While she sat waiting, the door opened and a large heavyset woman stepped out onto the stoop, eyeing Ava suspiciously. The two stared at each other for a brief moment and then Ava looked away, pulled slowly into the street, and, without a backward glance, drove away without ever having met her father.

T
he day after their trip to Longford, Will showed up for Toddy Time with a bouquet of wildflowers. Ava was in her room, sitting at her desk overlooking the garden. She had spent the day reading through the Longford plantation journals, an occupation she found much more agreeable than working on the outline for her novel. She was beginning to understand that daydreaming about writing a novel and actually writing it were two very different things.

He tapped lightly on the door and when she said, “Come in,” thinking it was one of the aunts come to check on her, he opened the door and stepped inside.

“For you,” he said. He had already put the flowers in a vase and he set it down on the nearest dresser. He seemed jovial and relaxed, and Ava was glad to see that whatever trouble had passed between them yesterday seemed to have been forgotten. She stood, going over to the mirrored armoire to check her appearance.

“You look pretty,” he said.

“Do I?”

“Yes.”

He clasped her wrist, delicately yet exactingly, as if preparing to sweep her into a dance.

She said, “Behave.”

He kissed her lightly and let her go. She ran her fingers through her hair until it stood up in short curling tufts around her face. He sat on the edge of the bed watching her with such a look of frank admiration and respect that Ava averted her eyes in embarrassment. It wasn’t in her nature to be so openly amazed and worshipful.

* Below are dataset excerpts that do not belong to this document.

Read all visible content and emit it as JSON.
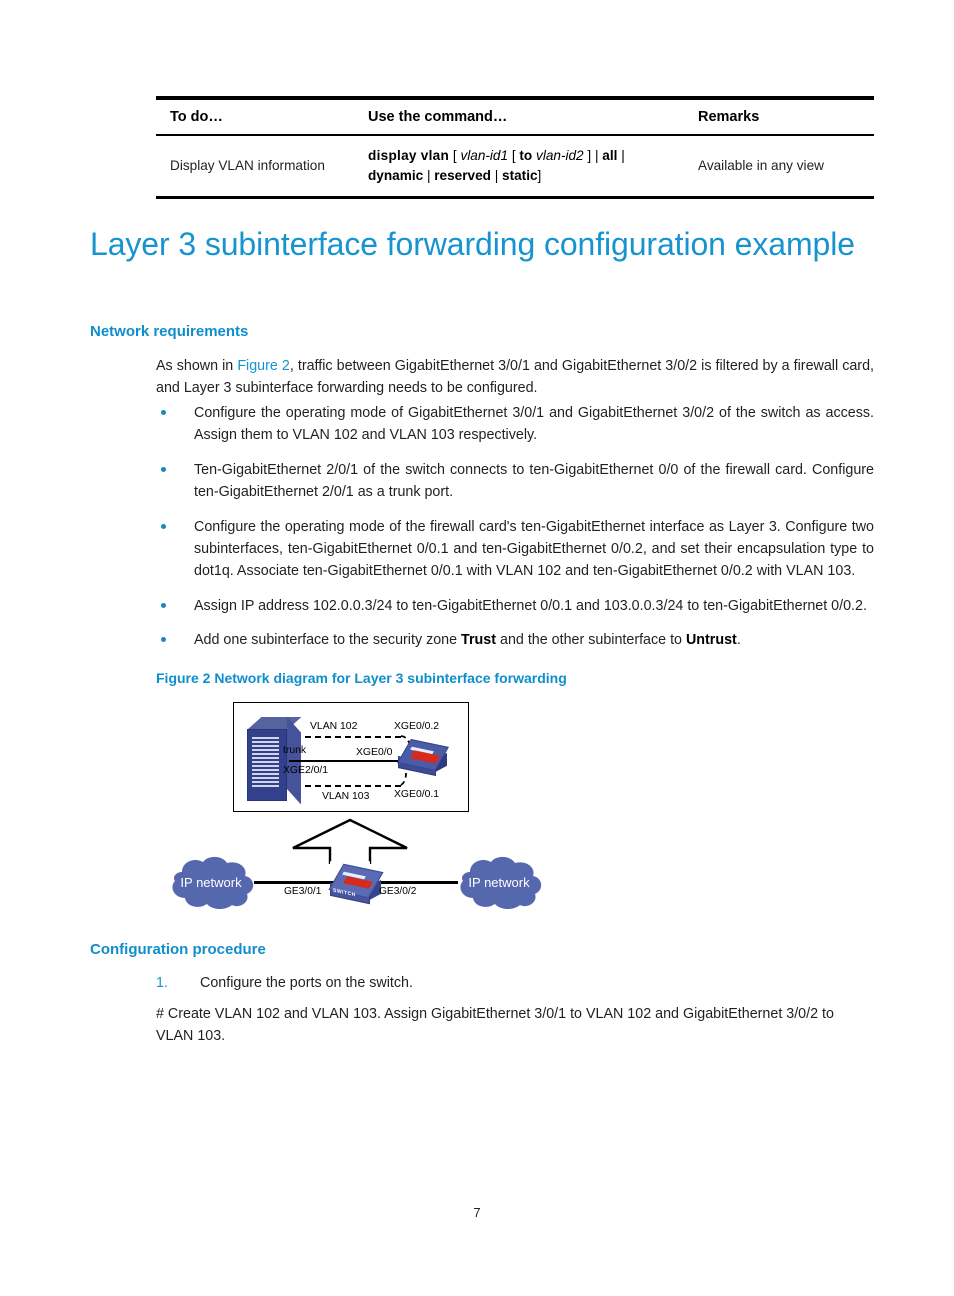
{
  "table": {
    "headers": [
      "To do…",
      "Use the command…",
      "Remarks"
    ],
    "rows": [
      {
        "todo": "Display VLAN information",
        "command_plain": "display vlan [ vlan-id1 [ to vlan-id2 ] | all | dynamic | reserved | static ]",
        "command_parts": {
          "p1": "display vlan",
          "b1": "[",
          "i1": "vlan-id1",
          "b2": "[",
          "p2": "to",
          "i2": "vlan-id2",
          "b3": "]",
          "bar1": "|",
          "p3": "all",
          "bar2": "|",
          "p4": "dynamic",
          "bar3": "|",
          "p5": "reserved",
          "bar4": "|",
          "p6": "static",
          "b4": "]"
        },
        "remarks": "Available in any view"
      }
    ]
  },
  "title": "Layer 3 subinterface forwarding configuration example",
  "sections": {
    "network_requirements": {
      "heading": "Network requirements",
      "intro_pre": "As shown in ",
      "intro_link": "Figure 2",
      "intro_post": ", traffic between GigabitEthernet 3/0/1 and GigabitEthernet 3/0/2 is filtered by a firewall card, and Layer 3 subinterface forwarding needs to be configured.",
      "bullets": [
        "Configure the operating mode of GigabitEthernet 3/0/1 and GigabitEthernet 3/0/2 of the switch as access. Assign them to VLAN 102 and VLAN 103 respectively.",
        "Ten-GigabitEthernet 2/0/1 of the switch connects to ten-GigabitEthernet 0/0 of the firewall card. Configure ten-GigabitEthernet 2/0/1 as a trunk port.",
        "Configure the operating mode of the firewall card's ten-GigabitEthernet interface as Layer 3. Configure two subinterfaces, ten-GigabitEthernet 0/0.1 and ten-GigabitEthernet 0/0.2, and set their encapsulation type to dot1q. Associate ten-GigabitEthernet 0/0.1 with VLAN 102 and ten-GigabitEthernet 0/0.2 with VLAN 103.",
        "Assign IP address 102.0.0.3/24 to ten-GigabitEthernet 0/0.1 and 103.0.0.3/24 to ten-GigabitEthernet 0/0.2."
      ],
      "bullet_last": {
        "pre": "Add one subinterface to the security zone ",
        "bold1": "Trust",
        "mid": " and the other subinterface to ",
        "bold2": "Untrust",
        "post": "."
      }
    },
    "figure": {
      "caption": "Figure 2 Network diagram for Layer 3 subinterface forwarding",
      "labels": {
        "vlan102": "VLAN 102",
        "vlan103": "VLAN 103",
        "trunk": "trunk",
        "xge201": "XGE2/0/1",
        "xge00": "XGE0/0",
        "xge0021": "XGE0/0.2",
        "xge0011": "XGE0/0.1",
        "ip_network_left": "IP network",
        "ip_network_right": "IP network",
        "ge301": "GE3/0/1",
        "ge302": "GE3/0/2",
        "switch_word": "SWITCH"
      }
    },
    "configuration_procedure": {
      "heading": "Configuration procedure",
      "step_number": "1.",
      "step_text": "Configure the ports on the switch.",
      "comment": "# Create VLAN 102 and VLAN 103. Assign GigabitEthernet 3/0/1 to VLAN 102 and GigabitEthernet 3/0/2 to VLAN 103."
    }
  },
  "page_number": "7",
  "colors": {
    "heading_blue": "#0f8ecb",
    "title_blue": "#1794d0",
    "bullet_blue": "#1b86c4",
    "cloud_blue": "#5568ae",
    "chassis_blue": "#33418c",
    "accent_red": "#d52b1e"
  }
}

“I came to remind you that today you meet my cousin Fraser, Alice’s son.”

“He’s the one who dresses like Edgar Allan Poe?”

“Right.”

She smirked, and was rewarded by a faint flush of color in his face. “And why does he dress like a dead poet?” she asked innocently.

“It started in college. He was asked to join the Raven Society up at UVA. They’re the ones who keep Poe’s room as it was when he was there, who leave a glass of cognac and three roses out every year on his birthday. It’s really a big deal to be asked to join. It’s one of the oldest societies on campus, and Fraser picked up his interest in Poe while there. Plus he double majored in history and drama.”

“That would explain it.”

His manner was casual, complacent. He acted as if nothing had happened between them yesterday, which she found somewhat jarring. She had the impression that she should not mention it at all. So much of what happened down here seemed to pass beneath the surface: thoughts, desires, hurts trolling like icebergs beneath a placid sea. She wondered if she had the subtlety for it.

“There’ll be a crowd today,” he said. “In addition to Fraser, several of the neighbors are invited round for drinks.”

“More cocktails?” she said. “Good God, they don’t drink every day, do they?”

“Every day but Sunday.”

“How is it they’re not all alcoholics?”

“They drink less than you might think. And I’ve never seen any of them drunk. It’s a generational thing, a social ritual, like the English drinking tea.”

“Right. Eighty proof tea.”

“How’s the work coming along?”

“It’s not, I’m afraid.”

He looked around the room, mildly alarmed. “They haven’t been bothering you, have they?”

“Who?” She stared at him in the mirror. “The aunts?”

“They promised to leave you alone to write.”

“They’ve been lovely. No noise. No interruptions. They left breakfast on the stove with a note, and lunch was chicken salad on the verandah, just the four of us.”